– Press release from the Mono County District Attorney’s Office
Since the early 1940s, Los Angeles has diverted the Owens River from its natural channel in the Owens River Gorge for the production of electricity. In an historic agreement resolving litigation filed in 1991 by the Mono County District Attorney and Mono County, LA has now agreed to permanently provide the Owens River Gorge with sufficient water to restore lost natural resources, including the historic fish population.
The agreement, now filed and approved by the Mono County Superior Court, governs Owens River flows in the 19 mile reach between Crowley Lake and Pleasant Valley Reservoir, and protects the Owens Tui Chub, an endangered species, in the upper gorge, its designated “critical habitat,” as well as brown trout in the lower reaches of the Owens River Gorge.
While the flows required by the agreement will replicate the historic seasonal patterns, at volumes shown by scientific studies to be sufficient for fish to survive in good condition, they will also permit Los Angeles to continue production of hydroelectric power and to maintain Crowley Lake for recreation and storage. The resulting Court Judgment also provides for Los Angeles to pay $495,035.00 to fund monitoring of conditions in the Gorge and verify compliance with the agreement.
Ironically, it was a coincidence of court decisions involving Mono Lake and the Mono Basin, and a rupture of the pipeline diverting the Owens River to power facilities, which led to the 1991 lawsuit.
In the late 1980s, courts faced with litigation over the ultimate fate of Mono Lake determined, in effect, that the protection of the public’s natural resources takes priority over a water user’s other plans (an application of what is referred to as the “Public Trust” doctrine). In 1991, when the Owens Gorge diversion pipeline broke in Mono County, flooding the tablelands and restoring water to the Gorge, it forced recognition of the natural resource damage that had occurred from years of drying up the Gorge river bed.

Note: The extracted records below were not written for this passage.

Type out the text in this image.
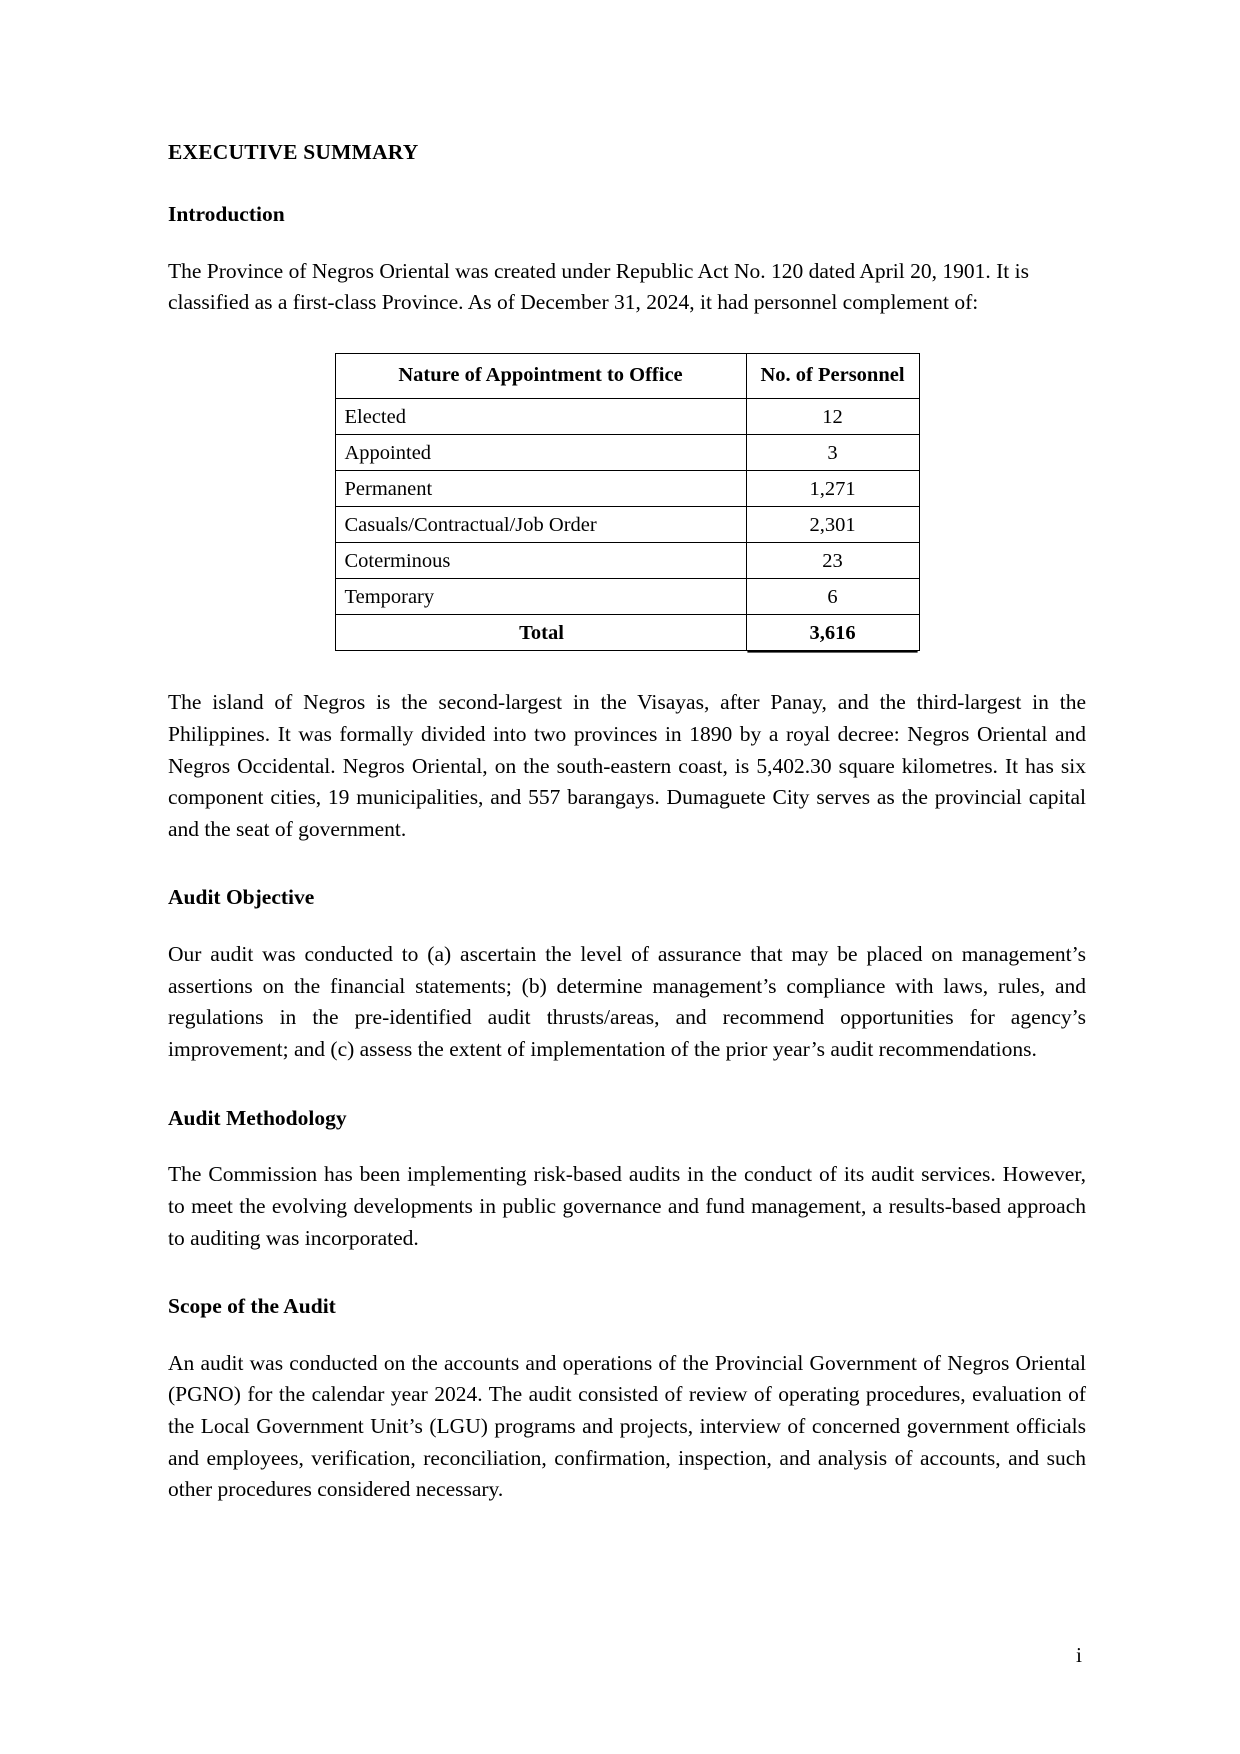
EXECUTIVE SUMMARY
Introduction

The Province of Negros Oriental was created under Republic Act No. 120 dated April 20, 1901. It is classified as a first-class Province. As of December 31, 2024, it had personnel complement of:

Nature of Appointment to Office	No. of Personnel
Elected	12
Appointed	3
Permanent	1,271
Casuals/Contractual/Job Order	2,301
Coterminous	23
Temporary	6
Total	3,616

The island of Negros is the second-largest in the Visayas, after Panay, and the third-largest in the Philippines. It was formally divided into two provinces in 1890 by a royal decree: Negros Oriental and Negros Occidental. Negros Oriental, on the south-eastern coast, is 5,402.30 square kilometres. It has six component cities, 19 municipalities, and 557 barangays. Dumaguete City serves as the provincial capital and the seat of government.

Audit Objective

Our audit was conducted to (a) ascertain the level of assurance that may be placed on management’s assertions on the financial statements; (b) determine management’s compliance with laws, rules, and regulations in the pre-identified audit thrusts/areas, and recommend opportunities for agency’s improvement; and (c) assess the extent of implementation of the prior year’s audit recommendations.

Audit Methodology

The Commission has been implementing risk-based audits in the conduct of its audit services. However, to meet the evolving developments in public governance and fund management, a results-based approach to auditing was incorporated.

Scope of the Audit

An audit was conducted on the accounts and operations of the Provincial Government of Negros Oriental (PGNO) for the calendar year 2024. The audit consisted of review of operating procedures, evaluation of the Local Government Unit’s (LGU) programs and projects, interview of concerned government officials and employees, verification, reconciliation, confirmation, inspection, and analysis of accounts, and such other procedures considered necessary.

i
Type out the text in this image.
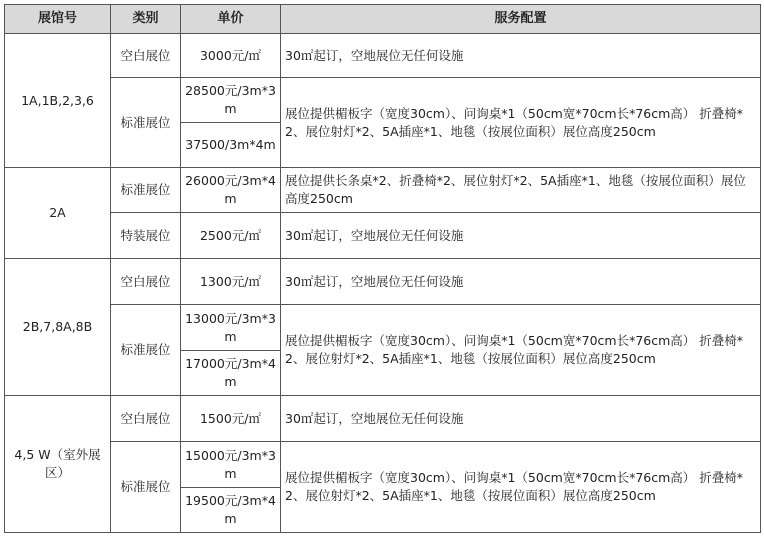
展馆号	类别	单价	服务配置
1A,1B,2,3,6	空白展位	3000元/㎡	30㎡起订，空地展位无任何设施
	标准展位	28500元/3m*3m	展位提供楣板字（宽度30cm）、问询桌*1（50cm宽*70cm长*76cm高） 折叠椅*2、展位射灯*2、5A插座*1、地毯（按展位面积）展位高度250cm
		37500/3m*4m	
2A	标准展位	26000元/3m*4m	展位提供长条桌*2、折叠椅*2、展位射灯*2、5A插座*1、地毯（按展位面积）展位高度250cm
	特装展位	2500元/㎡	30㎡起订，空地展位无任何设施
2B,7,8A,8B	空白展位	1300元/㎡	30㎡起订，空地展位无任何设施
	标准展位	13000元/3m*3m	展位提供楣板字（宽度30cm）、问询桌*1（50cm宽*70cm长*76cm高） 折叠椅*2、展位射灯*2、5A插座*1、地毯（按展位面积）展位高度250cm
		17000元/3m*4m	
4,5 W（室外展区）	空白展位	1500元/㎡	30㎡起订，空地展位无任何设施
	标准展位	15000元/3m*3m	展位提供楣板字（宽度30cm）、问询桌*1（50cm宽*70cm长*76cm高） 折叠椅*2、展位射灯*2、5A插座*1、地毯（按展位面积）展位高度250cm
		19500元/3m*4m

The then Fish and Game Department presented its case to the Mono County DA, and charges relating to a dam owner’s obligation to protect downstream natural resources were filed.
An Interim Agreement for temporary flows was then entered, and a prolonged period followed for scientific studies to establish a flow regime that would maintain fish in good condition, and yet allow continued production of hydroelectric power and maintenance of Crowley Lake. During this time, the parties met periodically to share and debate their scientific findings. Ultimately, a permanent flow regime was established, and there followed another prolonged period during which the parties negotiated terms for flexibility to accommodate changed circumstances and unforeseen consequences that would allow the agreement to remain in place in perpetuity. The California Department of Fish and Wildlife was then added as a party, and the final agreement was presented to the court and put in place as a court judgment. Now, the transition to permanent flows begins with a two year period for Los Angeles to make necessary infrastructure changes to accommodate the increased volume of flows in the Owens River Gorge.
The final agreement was entered as a Court ordered judgment and permanent injunction on January 7, 2015, roughly 24 years from the date proceedings were initiated in 1991. During that time the case passed from Mono DA Stan Eller, to his successor George Booth, and on to the current DA Tim Kendall. Mono County was initially represented by James Reed, who was followed by current Mono County Counsel Marshall Rudolph. LADWP was also represented by a succession of counsel before the matter was successfully completed by Deputy City Attorney Vaughn Minassian. The California Department of Fish and Wildlife transitioned from consulting agency to Intervener through staff attorney Nancee Murray and representation by California Attorney General Kamala Harris through Deputy Attorney General Marian Moe.
The Mono County District Attorney was assisted in this prosecution by Environmental Attorney Will Richmond, who was initially assigned this matter in the last century while serving as a Circuit Prosecutor provided by the California District Attorneys Association. Will has continued serving as a Special Deputy District Attorney for Mono County through his terms as Alpine County District Attorney and into his current retirement.
The award for longevity goes to Steve Parmenter of the California Department of Fish and Wildlife, who, as a biologist, has been engaged in these proceedings from the outset, in both his scientific capacity and as a consultant for all dimensions of this precedent setting matter. The successful permanent resolution of this important matter is in no small way due to his able and ready assistance, if not persistence. He is the last standing of the very competent team of Fish and Wildlife personnel who contributed to restoring natural resources to the Owens River Gorge.
Historically, the Owens River Gorge has been known as an exceptional brown trout fishery. A sixteen mile reach of the Owens River below Pleasant Valley Reservoir has been designated by California as a “wild trout” area, requiring LA to maintain sufficient flow to support that fishery as well.